Стихотворения | страница 6



I look yet for the trail of your dark fancy

To blur your testament."


 "No, Colgrevance,

There are no blurs or fancies exercising

Tonight where I am. Lancelot will ascend

Anon, betimes, and with no drums or shawms

To sound the appointed progress of his feet;

And he will not be lost along the way,

For there are landmarks and he knows them all.

No, Colgrevance, there are no blurs or fancies

Unless it be that your determination

Has made them for your purpose what they seem.

But here I beg your pardon, Colgrevance.

We reticent ones are given to say too much,

With our tongues once in action. Pray forgive.

Your place tonight will be a shadowed alcove,

Where you may see this knight without a stain

While he goes in where no man save the king

Has dared before to follow. Agravaine

And I will meet you on the floor below,

Having already beheld this paragon-Joseph

Go by us for your clinching observation.

Then we, with a dozen or so for strength, will act;

And there shall be no more of Lancelot."


"Modred, I wish no ill to Lancelot,

And I know none of him," said Colgrevance.

"My dream is of a sturdier way than this

For me to serve my king. Give someone else

That alcove, and let me be of the twelve.

I swear it irks the marrow of my soul

To shadow Lancelot--though I may fight him,

If so it is to be.
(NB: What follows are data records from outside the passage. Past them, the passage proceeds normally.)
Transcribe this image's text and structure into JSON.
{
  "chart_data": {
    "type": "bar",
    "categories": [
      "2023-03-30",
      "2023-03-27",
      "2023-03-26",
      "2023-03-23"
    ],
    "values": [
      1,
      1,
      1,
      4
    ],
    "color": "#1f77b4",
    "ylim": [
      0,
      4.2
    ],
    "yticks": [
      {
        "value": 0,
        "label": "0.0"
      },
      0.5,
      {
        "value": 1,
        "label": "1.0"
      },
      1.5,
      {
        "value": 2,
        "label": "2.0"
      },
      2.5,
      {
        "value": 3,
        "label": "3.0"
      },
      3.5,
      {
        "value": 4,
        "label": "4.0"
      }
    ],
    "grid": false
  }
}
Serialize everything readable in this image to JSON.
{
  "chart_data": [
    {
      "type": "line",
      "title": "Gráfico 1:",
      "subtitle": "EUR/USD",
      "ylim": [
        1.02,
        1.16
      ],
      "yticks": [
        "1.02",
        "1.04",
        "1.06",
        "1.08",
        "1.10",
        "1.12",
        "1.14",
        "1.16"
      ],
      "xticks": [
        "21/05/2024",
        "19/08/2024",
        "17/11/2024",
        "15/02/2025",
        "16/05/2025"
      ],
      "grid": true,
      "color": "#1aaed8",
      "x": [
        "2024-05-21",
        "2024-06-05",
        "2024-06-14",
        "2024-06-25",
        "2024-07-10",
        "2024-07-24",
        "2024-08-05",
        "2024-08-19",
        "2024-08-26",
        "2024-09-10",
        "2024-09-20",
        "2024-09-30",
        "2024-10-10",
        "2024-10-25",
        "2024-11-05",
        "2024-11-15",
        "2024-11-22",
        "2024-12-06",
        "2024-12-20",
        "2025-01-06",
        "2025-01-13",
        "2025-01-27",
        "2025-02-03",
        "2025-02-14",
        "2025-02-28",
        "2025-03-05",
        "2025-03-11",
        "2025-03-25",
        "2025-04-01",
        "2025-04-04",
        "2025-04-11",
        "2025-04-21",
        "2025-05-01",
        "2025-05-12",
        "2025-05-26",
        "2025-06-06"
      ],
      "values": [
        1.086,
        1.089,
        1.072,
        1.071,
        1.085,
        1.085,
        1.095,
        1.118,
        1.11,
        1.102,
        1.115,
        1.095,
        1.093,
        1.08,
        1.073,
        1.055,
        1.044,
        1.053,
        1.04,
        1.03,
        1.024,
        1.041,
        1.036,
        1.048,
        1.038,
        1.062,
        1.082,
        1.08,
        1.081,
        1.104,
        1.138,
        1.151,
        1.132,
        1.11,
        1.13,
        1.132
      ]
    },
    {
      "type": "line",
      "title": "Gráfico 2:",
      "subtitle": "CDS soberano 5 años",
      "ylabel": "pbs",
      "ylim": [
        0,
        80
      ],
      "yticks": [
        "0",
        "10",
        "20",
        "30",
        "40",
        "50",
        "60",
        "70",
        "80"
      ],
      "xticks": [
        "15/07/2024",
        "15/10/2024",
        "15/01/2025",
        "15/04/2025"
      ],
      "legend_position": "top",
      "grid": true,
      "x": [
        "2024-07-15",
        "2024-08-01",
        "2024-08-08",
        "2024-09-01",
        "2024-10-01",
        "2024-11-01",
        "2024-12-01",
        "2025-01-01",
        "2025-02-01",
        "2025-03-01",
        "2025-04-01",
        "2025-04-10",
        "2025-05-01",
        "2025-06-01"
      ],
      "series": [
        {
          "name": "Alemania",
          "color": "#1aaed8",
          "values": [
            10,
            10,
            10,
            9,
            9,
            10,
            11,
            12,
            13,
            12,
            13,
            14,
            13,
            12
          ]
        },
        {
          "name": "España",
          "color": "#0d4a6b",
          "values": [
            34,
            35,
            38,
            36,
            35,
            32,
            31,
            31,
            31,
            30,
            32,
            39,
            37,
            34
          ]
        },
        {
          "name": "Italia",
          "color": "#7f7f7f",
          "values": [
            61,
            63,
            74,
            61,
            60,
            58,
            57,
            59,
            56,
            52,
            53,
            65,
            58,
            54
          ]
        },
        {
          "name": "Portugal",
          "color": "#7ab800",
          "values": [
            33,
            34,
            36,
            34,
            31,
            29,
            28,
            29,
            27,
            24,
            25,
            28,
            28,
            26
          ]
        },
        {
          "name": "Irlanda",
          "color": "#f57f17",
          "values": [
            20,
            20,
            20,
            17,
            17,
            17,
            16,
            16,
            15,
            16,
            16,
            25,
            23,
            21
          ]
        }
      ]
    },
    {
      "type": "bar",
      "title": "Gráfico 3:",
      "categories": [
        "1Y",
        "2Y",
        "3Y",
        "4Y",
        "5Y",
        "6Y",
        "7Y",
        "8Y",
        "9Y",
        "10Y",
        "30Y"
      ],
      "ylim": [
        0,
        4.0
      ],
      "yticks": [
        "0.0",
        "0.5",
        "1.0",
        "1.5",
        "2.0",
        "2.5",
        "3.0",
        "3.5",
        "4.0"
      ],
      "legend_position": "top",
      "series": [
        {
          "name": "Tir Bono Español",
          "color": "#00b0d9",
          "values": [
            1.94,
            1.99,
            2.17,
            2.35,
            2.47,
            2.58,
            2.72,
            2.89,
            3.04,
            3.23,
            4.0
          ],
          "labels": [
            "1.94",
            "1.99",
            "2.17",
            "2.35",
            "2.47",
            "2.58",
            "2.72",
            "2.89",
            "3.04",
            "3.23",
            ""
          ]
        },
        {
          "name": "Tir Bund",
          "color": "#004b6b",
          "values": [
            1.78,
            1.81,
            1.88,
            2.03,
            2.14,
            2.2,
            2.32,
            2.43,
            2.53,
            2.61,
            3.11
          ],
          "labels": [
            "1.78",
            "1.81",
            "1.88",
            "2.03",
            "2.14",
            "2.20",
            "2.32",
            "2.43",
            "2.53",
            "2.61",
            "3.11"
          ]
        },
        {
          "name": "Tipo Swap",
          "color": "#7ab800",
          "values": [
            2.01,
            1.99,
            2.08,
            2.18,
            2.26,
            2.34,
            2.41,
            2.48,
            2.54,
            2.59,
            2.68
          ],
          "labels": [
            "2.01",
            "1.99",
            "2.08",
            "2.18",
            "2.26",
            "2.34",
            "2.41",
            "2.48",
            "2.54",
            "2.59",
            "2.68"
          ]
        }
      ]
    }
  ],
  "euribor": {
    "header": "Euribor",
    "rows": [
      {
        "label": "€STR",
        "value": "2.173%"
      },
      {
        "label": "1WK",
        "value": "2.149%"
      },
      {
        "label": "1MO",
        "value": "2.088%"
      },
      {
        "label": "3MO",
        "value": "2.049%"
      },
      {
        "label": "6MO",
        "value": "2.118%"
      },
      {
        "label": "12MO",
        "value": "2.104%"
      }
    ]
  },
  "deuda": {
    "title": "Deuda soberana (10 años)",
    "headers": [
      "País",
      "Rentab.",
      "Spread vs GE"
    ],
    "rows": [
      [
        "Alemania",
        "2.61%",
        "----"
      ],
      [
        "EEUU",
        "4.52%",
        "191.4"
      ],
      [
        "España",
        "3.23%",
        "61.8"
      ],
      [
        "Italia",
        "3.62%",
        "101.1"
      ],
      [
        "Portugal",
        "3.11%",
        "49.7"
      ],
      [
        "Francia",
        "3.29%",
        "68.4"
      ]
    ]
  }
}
Furthermore, Modred,

You gave me not an inkling of the part

That you have read off now so pleasantly

For me to play. No, Modred, by the God

Who knows the right way and the wrong, I'll be

This night no poisonous inhabitant

Of alcoves in your play, not even for you.

No man were more the vassal of his friend

Than I am, but I'm damned if I'll be owned."


In a becoming darkness Modred smiled

Away the first accession of his anger.

"Say not like that," he answered, musically.

"Be temperate, Colgrevance. Remember always

Your knighthood and your birth. Remember, too,

That I may hold him only as my friend

Who loves me for myself, not for my station.

We're born for what we're born for, Colgrevance;

And you and I and Agravaine are born

To serve our king. It's all for the same end,

Whether we serve in alcoves, or behind

A velvet arras on another floor.

What matters it, if we be loyal men--

With only one defection?"


 "Which is--what?"

Said Agravaine, who breathed hard and said little,

Albeit he had no fame abroad for silence.


Delay--procrastination--overcaution--

Or what word now assimilates itself

The best with your inquiring mood, my brother.